Earlier this year, we brought you details of Rambus' "Mobile Memory Initiative" (MMI), which focuses both on high speed and low power memory technologies. Rambus says that it is targeting data rates of 4.3 Gbps, which could facilitate more than 17 GB of memory bandwidth from a single DRAM.
Today Rambus announced that it has evolved the technology further in its second generation silicon, which brings its high-bandwidth mobile memory controller to an achievable power efficiency of 2.2mW/Gbps.
This is nearly a one third improvement over the initial MMI silicon that ran at 2.3mW/Gbps – a fact that Rambus boasts that is significantly better than the estimated 10mW/Gbps of an LPDDR2 400 memory controller. Rambus told us that the gain in power efficiency was achieved through design and not a process shrink.
“The performance demands of next-generation mobile devices are vastly outstripping the pace of battery technology improvements,” said Martin Scott, senior vice president of Research and Technology Development at Rambus. “With the innovations developed through our Mobile Memory Initiative, we can deliver advanced applications and maintain long battery life through our breakthroughs in both bandwidth performance and power efficiency.”
To recap the three technologies Rambus pushes for its MMI:
The first is Very Low-Swing Differential Signaling (VLSD), which aims to keep performance up while minimizing power consumption.

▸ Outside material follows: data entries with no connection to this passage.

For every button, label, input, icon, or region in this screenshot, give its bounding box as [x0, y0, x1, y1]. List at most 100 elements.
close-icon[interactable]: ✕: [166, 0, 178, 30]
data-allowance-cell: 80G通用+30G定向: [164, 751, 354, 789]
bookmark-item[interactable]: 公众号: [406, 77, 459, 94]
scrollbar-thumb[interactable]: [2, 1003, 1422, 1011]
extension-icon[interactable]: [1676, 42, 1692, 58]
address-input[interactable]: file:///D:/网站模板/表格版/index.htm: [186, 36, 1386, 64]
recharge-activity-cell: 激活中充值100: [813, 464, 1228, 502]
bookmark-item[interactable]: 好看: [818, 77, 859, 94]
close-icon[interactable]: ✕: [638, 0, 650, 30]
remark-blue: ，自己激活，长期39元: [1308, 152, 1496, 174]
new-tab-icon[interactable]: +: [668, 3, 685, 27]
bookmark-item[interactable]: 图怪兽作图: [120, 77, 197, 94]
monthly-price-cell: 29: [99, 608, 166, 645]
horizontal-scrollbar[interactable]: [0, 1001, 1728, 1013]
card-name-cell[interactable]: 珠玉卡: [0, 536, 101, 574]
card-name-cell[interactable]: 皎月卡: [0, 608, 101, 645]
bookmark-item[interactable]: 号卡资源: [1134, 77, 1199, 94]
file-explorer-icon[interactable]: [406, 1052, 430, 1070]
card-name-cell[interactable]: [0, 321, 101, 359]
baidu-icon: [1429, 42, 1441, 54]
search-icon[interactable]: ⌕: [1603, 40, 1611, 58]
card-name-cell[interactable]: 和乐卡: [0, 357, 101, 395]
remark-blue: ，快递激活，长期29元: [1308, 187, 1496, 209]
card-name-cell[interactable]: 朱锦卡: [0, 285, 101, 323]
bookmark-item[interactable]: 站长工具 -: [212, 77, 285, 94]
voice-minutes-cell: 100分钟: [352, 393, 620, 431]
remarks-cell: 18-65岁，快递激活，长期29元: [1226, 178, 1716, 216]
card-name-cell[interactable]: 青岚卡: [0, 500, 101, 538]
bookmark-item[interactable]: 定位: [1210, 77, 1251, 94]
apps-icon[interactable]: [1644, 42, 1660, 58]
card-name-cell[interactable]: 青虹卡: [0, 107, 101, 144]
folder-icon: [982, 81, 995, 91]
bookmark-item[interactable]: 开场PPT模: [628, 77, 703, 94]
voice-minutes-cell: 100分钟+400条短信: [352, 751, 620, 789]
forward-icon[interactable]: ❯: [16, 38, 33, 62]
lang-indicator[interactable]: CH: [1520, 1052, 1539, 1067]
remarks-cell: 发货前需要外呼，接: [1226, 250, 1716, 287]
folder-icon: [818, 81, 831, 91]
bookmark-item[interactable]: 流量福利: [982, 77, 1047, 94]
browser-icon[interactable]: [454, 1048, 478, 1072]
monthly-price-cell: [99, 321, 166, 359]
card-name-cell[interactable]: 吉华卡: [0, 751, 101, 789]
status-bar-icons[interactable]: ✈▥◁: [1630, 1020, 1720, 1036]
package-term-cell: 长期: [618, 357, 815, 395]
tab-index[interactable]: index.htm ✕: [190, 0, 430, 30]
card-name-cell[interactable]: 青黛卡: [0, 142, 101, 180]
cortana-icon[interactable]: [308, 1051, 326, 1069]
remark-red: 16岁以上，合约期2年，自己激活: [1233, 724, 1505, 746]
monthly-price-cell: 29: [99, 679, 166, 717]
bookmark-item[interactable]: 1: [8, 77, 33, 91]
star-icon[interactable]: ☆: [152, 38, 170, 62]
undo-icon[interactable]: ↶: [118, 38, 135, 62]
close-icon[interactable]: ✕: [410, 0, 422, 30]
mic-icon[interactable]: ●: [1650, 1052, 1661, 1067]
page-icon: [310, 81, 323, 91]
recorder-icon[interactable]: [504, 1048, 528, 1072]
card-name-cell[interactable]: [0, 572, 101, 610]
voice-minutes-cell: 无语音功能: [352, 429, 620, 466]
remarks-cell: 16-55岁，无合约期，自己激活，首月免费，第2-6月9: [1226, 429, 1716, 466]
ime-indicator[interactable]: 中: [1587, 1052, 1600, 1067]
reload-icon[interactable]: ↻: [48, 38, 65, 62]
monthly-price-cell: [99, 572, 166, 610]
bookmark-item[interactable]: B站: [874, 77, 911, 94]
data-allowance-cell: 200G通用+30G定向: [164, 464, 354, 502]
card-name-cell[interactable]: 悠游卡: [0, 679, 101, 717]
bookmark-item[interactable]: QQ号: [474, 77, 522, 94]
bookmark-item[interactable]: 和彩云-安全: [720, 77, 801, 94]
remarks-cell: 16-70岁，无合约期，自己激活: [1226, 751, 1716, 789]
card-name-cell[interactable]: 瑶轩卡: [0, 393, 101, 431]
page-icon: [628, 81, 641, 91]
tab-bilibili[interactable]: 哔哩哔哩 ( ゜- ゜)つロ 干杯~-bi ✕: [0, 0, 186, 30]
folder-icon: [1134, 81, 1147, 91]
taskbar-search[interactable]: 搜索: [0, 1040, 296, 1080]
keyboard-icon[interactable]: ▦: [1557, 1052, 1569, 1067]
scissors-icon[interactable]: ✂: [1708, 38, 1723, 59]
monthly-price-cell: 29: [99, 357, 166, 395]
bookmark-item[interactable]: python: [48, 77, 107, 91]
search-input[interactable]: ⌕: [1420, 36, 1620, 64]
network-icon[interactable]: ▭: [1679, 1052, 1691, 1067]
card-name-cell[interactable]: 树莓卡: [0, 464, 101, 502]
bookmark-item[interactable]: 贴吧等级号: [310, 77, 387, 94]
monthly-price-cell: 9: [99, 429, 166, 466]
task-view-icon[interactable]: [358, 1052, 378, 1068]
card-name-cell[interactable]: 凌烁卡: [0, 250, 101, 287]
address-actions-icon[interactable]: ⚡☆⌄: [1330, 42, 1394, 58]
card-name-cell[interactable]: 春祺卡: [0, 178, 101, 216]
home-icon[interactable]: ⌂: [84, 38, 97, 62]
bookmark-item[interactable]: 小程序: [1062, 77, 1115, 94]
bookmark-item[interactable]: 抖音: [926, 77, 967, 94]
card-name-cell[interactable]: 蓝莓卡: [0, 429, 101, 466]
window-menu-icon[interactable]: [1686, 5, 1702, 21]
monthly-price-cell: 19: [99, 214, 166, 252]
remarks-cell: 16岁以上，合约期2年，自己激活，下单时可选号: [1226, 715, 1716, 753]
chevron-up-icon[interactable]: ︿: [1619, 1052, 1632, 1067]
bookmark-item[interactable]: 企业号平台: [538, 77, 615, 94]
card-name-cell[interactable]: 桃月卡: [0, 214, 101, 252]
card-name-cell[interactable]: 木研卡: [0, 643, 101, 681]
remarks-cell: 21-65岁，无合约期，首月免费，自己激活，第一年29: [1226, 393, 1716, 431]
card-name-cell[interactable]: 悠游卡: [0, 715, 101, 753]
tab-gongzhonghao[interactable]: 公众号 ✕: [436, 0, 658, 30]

The second is what Rambus calls a “FlexClocking Architecture,” which utilizes asymmetric partitioning and places critical calibration and timing circuitry in the controller interface, greatly simplifying the design of the DRAM interface and also reducing power needs.
The third technology is an advanced power state management system that ensures that the memory is only powered up when needed. The architecture provides quick transition times between three power states, ranging from full power on both the DRAM and memory controller to a deep power down where only leakage power is consumed.